Torsheim's picture world is built around ambiguous verbal and visual or visible contrasts. Torsheim pursues the striking metaphor. This makes his art often show signs of a disorganized dream world where fantasy situations, surprising ideas, breach of norms, and dislocations of ethical and moral values are free to tumble about. It is no wonder that the Belgian surrealistic artist René Magritte (1898-1967) has been an important model for Torsheim.
Art as culture critique
In his pictures Torsheim uses a technique resembling montage by which well-known and "normal" human situations and moral conventions are placed in unusual environments, so that human stupidity, injustice, and bigoted undue gravity are thrown into sharp relief.
Oddvar Torsheim thus places himself in an old culture tradition whose roots are in the so-called carnival laughter tradition of the Middle Ages, with its carnival processions, passion, Devil, and tomfoolery.
The art of the Middle Ages and the Renaissance also describes conflicts between Christian moral idealism as distinct from the secular, sensual passions as seen in the pictures by Hieronimus Bosch (about 1450-1515) and Pieter Brueghel the Elder (1523-1569). Double standards are an old phenomenon.

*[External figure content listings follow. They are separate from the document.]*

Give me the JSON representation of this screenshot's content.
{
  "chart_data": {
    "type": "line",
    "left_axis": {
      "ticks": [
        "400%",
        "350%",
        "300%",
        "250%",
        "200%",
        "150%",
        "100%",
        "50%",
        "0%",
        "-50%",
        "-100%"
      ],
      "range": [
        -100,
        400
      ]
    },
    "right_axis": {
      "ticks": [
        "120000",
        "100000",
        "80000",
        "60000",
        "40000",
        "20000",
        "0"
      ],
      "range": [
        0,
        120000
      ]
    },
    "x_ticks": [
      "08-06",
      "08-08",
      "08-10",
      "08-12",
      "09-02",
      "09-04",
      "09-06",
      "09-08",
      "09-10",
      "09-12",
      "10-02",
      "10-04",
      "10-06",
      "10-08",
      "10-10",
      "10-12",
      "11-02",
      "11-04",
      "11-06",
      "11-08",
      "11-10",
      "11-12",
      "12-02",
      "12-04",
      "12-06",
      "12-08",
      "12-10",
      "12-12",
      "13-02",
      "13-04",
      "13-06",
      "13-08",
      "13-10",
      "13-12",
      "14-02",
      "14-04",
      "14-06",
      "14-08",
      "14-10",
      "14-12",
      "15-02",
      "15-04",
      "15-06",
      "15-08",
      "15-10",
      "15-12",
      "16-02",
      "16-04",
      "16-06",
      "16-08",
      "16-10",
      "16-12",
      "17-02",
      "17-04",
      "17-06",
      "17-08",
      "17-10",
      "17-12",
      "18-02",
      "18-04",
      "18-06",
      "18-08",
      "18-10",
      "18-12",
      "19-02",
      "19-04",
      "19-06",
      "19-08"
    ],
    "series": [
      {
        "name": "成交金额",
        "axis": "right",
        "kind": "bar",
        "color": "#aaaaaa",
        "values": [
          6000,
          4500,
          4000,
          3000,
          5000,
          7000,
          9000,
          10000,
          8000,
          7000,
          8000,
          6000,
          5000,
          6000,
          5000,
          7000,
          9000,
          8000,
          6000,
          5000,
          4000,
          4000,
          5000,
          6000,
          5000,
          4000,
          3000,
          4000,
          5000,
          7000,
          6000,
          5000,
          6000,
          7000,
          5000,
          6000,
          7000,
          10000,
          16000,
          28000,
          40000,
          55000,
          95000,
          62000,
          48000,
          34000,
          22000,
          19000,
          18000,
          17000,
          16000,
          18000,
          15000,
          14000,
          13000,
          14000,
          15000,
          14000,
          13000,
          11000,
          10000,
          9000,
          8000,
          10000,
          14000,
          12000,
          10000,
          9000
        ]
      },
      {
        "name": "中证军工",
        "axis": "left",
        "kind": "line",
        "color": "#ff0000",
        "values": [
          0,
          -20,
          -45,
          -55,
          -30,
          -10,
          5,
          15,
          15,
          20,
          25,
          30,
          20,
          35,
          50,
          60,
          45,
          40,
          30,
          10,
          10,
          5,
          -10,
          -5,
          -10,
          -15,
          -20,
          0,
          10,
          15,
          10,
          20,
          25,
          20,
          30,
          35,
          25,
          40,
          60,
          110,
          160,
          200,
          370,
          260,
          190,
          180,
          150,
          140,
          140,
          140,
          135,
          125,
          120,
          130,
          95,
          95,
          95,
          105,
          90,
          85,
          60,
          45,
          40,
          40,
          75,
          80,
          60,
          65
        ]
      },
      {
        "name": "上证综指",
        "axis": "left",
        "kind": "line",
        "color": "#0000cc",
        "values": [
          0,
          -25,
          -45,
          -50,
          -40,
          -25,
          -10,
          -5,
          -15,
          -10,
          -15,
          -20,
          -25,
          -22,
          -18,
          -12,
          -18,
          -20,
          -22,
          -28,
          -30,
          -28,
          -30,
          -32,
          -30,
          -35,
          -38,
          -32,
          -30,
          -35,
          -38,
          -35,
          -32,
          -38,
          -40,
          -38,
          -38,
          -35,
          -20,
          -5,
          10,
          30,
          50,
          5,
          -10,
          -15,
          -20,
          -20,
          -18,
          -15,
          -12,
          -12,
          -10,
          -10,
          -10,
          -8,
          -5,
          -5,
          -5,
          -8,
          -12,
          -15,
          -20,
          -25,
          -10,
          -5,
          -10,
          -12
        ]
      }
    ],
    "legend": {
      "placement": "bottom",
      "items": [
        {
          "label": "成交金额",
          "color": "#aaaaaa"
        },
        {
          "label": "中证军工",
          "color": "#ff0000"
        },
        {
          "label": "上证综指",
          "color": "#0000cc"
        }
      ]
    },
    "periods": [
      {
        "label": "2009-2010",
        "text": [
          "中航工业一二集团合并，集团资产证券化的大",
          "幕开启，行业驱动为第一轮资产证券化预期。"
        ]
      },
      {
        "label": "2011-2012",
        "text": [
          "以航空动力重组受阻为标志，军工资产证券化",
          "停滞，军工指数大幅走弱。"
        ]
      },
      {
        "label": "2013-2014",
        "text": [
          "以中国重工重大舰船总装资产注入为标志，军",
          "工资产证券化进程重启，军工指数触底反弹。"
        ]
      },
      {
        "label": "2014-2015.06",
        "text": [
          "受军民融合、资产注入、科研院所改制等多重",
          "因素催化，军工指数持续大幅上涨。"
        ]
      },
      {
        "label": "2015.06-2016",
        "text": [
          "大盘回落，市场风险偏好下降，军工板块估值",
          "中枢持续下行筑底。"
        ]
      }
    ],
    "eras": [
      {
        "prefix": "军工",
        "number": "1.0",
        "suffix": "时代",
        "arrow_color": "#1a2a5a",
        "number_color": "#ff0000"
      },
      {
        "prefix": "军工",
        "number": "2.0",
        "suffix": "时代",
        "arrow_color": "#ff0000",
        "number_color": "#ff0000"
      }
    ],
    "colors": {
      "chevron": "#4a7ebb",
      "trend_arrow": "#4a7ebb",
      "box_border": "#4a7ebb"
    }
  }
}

Oddvar Torsheim's art has much in common with these artists and like them he poses as a moral castigator who puts his finger on human stupidity and social masquerades.
Oddvar Torsheim is a surrealistic artist who is preoccupied with his own time and looks at the social evolution with a critical eye. The optimism of the 1960s has crumbled in the smoke from the napalm bombs during the Vietnam war, and the rise of the big and undemocratic capitalistic forces in the EU has accelerated and increased the ecological danger signals to a perilous degree.
His comments hit not only the establishment, the capitalists, and the priesthood, but he also aims his sharply pointed pinpricks against ordinary people's misguided prejudices on sex roles and sexuality.
Oddvar Torsheim is a popular artist, an icon, who makes some art critics and art historians shudder. The popular element is not the only themes which his art deals with, but also in the fact that he prefers to make his pictures as tissue prints, lithographs, or as posters. They can be reprinted in large numbers at a reasonable price, so that most people can buy them. His enamel paintings are more expensive and are mostly bought by private collectors or public art museums.
Torsheim has a large following, and he has promoted himself through a number of books and not least through music, where he murders pop music and folk music, which has flabbergasted music fundamentalists.
To this day art has always been about man and man's way of life. Oddvar Torsheim's burlesque picture world is deeply humanistic in its basic attitude, and for this reason his art becomes so strange, liberating, and attractive.
Torsheim has published books, for example "Syner i syttiåra" and "Svarte kvitingar".